Libertades y libertinajes

HEMOS ido evolucionando igualito, igualito, que Joaquín Miranda, aquél que de banderillero de Juan Belmonte llegó a gobernador civil de Huelva, degenerando. Hemos ido, con los años, derivando a ni mejor ni peor, sino a distintos. Lo que se practicaba cuando el ordeno y mando era impresentable, luego se recondujo la situación a base de ir ganando libertades y ahora que podíamos estar en el fiel de la balanza, en una situación idónea para una sociedad justa, resulta que confundimos libertad con libertinaje y, por ejemplo, toda una ciudad es amenazada por unos pocos. Situación increíble la que protagonizaron unos trabajadores de Tussam el pasado martes por el desgraciado hecho de que un compañero se había suicidado. Doloroso hecho el que una persona se quite la vida y dramática situación como para llegar al suicidio, pero es injusto que paguen tantísimos justos por tan poquísimos pecadores y en lo de pecadores meto tanto a patronal como a trabajadores.

Es más que posible que el suicidio obedeciese a causas laborales, pero no puede ser que en pleno Siglo XXI, una ciudad de las dimensiones de Sevilla pueda estar a expensas de lo que decida un sector cabreado. No sé de quién es la razón, tampoco si le acompaña toda la razón o parte, ni siquiera sé si esa parte de razón es mucha o insignificante, pero no se puede vivir en un estado de amenaza permanente. No puede ser que cada vez que asoman Semana Santa y Feria revolotee sobre el nido del sevillano una amenaza de huelga municipal.

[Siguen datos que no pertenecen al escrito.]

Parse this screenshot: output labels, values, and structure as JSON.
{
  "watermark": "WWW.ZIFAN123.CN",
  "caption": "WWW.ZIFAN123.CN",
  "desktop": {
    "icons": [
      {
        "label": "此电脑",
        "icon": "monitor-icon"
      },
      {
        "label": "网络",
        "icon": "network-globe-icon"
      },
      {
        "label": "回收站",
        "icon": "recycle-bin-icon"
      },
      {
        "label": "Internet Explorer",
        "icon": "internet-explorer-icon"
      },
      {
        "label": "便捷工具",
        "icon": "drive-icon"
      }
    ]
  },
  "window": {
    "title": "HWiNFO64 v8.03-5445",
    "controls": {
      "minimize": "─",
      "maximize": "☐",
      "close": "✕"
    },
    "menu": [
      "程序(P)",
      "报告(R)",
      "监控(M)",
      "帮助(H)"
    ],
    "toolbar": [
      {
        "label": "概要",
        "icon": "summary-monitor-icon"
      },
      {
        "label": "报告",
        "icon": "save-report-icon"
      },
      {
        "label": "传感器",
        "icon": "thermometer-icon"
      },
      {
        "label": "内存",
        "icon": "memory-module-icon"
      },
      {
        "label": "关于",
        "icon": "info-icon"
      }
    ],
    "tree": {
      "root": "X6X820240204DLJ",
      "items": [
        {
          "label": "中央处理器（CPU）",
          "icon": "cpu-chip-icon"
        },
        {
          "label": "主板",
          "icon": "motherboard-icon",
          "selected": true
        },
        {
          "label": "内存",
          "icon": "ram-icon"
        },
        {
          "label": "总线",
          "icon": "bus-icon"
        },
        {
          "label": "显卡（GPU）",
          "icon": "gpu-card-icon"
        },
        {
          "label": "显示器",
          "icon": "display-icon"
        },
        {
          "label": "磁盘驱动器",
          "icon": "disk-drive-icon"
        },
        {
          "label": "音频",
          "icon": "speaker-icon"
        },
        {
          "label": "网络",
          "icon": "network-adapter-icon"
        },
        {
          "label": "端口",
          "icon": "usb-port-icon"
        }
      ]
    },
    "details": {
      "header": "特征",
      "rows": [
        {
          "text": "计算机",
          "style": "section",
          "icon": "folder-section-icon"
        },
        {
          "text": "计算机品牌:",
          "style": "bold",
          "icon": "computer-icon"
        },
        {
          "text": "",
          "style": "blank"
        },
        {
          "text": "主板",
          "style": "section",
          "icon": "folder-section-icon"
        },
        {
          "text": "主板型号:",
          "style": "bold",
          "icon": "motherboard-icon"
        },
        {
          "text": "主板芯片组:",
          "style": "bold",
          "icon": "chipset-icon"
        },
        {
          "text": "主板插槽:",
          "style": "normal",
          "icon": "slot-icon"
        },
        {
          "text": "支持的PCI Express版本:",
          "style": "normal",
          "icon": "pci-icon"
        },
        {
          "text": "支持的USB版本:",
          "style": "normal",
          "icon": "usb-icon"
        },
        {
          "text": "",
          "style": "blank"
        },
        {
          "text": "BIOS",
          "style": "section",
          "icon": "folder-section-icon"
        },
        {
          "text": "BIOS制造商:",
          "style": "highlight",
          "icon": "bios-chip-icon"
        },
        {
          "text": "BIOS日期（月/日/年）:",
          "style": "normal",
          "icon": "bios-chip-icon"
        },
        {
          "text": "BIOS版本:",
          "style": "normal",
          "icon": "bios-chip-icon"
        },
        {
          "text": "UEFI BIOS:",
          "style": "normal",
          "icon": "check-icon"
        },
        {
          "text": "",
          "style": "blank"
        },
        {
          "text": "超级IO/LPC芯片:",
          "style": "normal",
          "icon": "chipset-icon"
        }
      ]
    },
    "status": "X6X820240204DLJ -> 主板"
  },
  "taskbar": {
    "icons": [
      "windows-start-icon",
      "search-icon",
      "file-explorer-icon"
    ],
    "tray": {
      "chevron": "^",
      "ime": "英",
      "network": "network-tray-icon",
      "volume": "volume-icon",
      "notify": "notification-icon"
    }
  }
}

No puede ser que el ciudadano se quede sin una prestación indispensable para moverse por una ciudad de estas dimensiones, por lo que, lamentando profundamente el suicidio, no es de recibo que todas las patadas al alcalde las reciba el ciudadano en su propio trasero, no puede ser.

Los servicios públicos, como su nombre indica, están para servir al ciudadano y no para fastidiarle. Fastidiarle o inferirle perjuicios de toda laya. Bastante tiene el pueblo sevillano con aguantar los dislates de sus gobernantes municipales como para ser también rehén de los trabajadores municipales. Es como si el pueblo estuviera presenciando un partido de tenis, mirando a un lado y a otro, para que al final todos los pelotazos los reciba él, el pueblo. Los perjuicios que la protesta de doscientos trabajadores de Tussam ocasionaron en la movida del martes, hecha sin previo aviso y enmascarando una huelga en regla mediante una patología psíquica, habrán sido incalculables. Pequeños dramas, grandes contratiempos, impuntualidades de coste indefinido, demasiadas agresiones a un pueblo al que siempre cogen con el pie cambiado, antes por la falta de libertades y ahora por los excesos de libertinajes.